Иван принялся листать тетрадь. Передо мной замелькали страницы, исписанные мелким корявым почерком Антонины. Судя по тому, что записи были сделаны разными чернилами, их заносили в тетрадь урывками.
— А почему Кодекс легендарный?
— Потому что его никто не видел. Среди старшекурсников ходят сплетни, что его скрывают специально, потому что правила творения, по которым обучаемся мы, и те, что записаны в Кодексе, — две большие разницы. Я всегда это подозревал…
Заинтригованная, я заглянула Ивану через плечо. Записи были малопонятные, иные даже не по- русски.
— О чем там речь?
— Да так… типа словаря. Термины всякие, — отмахнулся Иван, листая тетрадь. — Мне нужно совсем другое. Законы, правила…
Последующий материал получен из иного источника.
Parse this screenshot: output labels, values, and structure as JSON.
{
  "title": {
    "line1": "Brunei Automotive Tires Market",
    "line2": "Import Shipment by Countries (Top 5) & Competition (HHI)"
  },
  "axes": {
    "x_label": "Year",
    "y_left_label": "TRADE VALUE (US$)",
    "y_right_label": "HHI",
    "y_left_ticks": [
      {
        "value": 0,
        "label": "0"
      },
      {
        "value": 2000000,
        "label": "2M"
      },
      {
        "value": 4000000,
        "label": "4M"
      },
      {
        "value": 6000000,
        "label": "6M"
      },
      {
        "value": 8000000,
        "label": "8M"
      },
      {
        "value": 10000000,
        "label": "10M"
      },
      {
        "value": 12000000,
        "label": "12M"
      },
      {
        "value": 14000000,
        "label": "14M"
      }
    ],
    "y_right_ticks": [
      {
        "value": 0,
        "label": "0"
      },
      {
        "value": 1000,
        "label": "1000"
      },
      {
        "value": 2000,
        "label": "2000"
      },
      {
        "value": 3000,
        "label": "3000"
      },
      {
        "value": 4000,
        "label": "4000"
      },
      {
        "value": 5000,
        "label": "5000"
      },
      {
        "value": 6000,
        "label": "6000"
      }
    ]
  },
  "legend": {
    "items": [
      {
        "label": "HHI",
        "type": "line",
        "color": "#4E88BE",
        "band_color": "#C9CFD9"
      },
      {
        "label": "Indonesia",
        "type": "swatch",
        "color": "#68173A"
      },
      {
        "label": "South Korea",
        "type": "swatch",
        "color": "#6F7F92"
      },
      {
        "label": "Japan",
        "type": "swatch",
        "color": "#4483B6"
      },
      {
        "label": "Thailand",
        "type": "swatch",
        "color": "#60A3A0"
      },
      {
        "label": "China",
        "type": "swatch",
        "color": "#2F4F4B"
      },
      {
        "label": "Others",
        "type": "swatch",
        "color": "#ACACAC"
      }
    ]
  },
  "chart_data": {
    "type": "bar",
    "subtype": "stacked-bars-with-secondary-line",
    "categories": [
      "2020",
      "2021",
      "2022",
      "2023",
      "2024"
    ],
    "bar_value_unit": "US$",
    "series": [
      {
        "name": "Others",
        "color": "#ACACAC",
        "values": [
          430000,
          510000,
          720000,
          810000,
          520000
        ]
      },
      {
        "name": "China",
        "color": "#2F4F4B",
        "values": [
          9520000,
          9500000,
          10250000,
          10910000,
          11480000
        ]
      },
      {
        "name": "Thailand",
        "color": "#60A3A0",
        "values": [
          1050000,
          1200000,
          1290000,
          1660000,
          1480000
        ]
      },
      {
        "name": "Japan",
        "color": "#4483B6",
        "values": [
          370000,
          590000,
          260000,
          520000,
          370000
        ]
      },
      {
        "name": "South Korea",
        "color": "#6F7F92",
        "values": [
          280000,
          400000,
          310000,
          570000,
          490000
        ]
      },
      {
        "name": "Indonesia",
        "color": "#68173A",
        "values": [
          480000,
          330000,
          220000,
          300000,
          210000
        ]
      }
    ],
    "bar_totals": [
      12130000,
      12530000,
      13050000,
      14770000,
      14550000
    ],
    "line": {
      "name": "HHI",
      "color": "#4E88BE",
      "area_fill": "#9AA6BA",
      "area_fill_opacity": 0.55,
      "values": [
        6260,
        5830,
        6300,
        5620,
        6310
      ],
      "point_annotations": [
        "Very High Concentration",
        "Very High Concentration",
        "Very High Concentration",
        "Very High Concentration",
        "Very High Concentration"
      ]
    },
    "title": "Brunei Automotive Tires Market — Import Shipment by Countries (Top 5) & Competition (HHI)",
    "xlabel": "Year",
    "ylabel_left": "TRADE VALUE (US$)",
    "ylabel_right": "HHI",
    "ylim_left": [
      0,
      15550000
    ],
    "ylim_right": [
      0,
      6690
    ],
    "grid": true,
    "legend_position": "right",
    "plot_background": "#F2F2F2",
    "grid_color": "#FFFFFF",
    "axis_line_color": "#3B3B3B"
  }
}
— «Активное воображение», — прочитала я вслух. — «Сила видимого и невидимого»… «Vera Imaginatio — материя, которая формируется с помощью иллюзии». Ни фига себе! Получается, между материалистами и иллюзионистами нет особой разницы? Не переворачивай, это же интересно…
— Отвянь… Вот! Нашел!
Иван торжественно ткнул пальцем в текст и прочитал:
«Если у тебя есть истинный дар…»
Резкий взвизг открываемой двери поразил нас, как гром небесный, а шквал холодного воздуха, ворвавшийся в кладовку, приморозил к полу. Но это были сущие пустяки по сравнению с ледяным взглядом Антонины.
— Это что еще такое?! — рявкнула она.
«Господи, как я ненавижу, когда на меня орут», — тоскливо подумала я.
— Как называется это свинство?!
— Разбой среди бела дня, — услужливо подсказал Иван, незаметно убирая тетрадь за спину. Антонина налетела на него, как голодный орел, и выхватила тетрадь, едва не вырвав ему руку из туловища.
— Да ты… знаешь, кто ты такой?!
Я машинально втянула голову в плечи, с некоторым облегчением осознав, что первый удар Иван вольно или невольно принял на себя. Ругаться Антонина любила и умела, в выражениях не стеснялась.
— Кретин безмозглый, идиот хронический, дебил неизлечимый, — зачастил скороговоркой Иван. Антонина оторопело на него взглянула.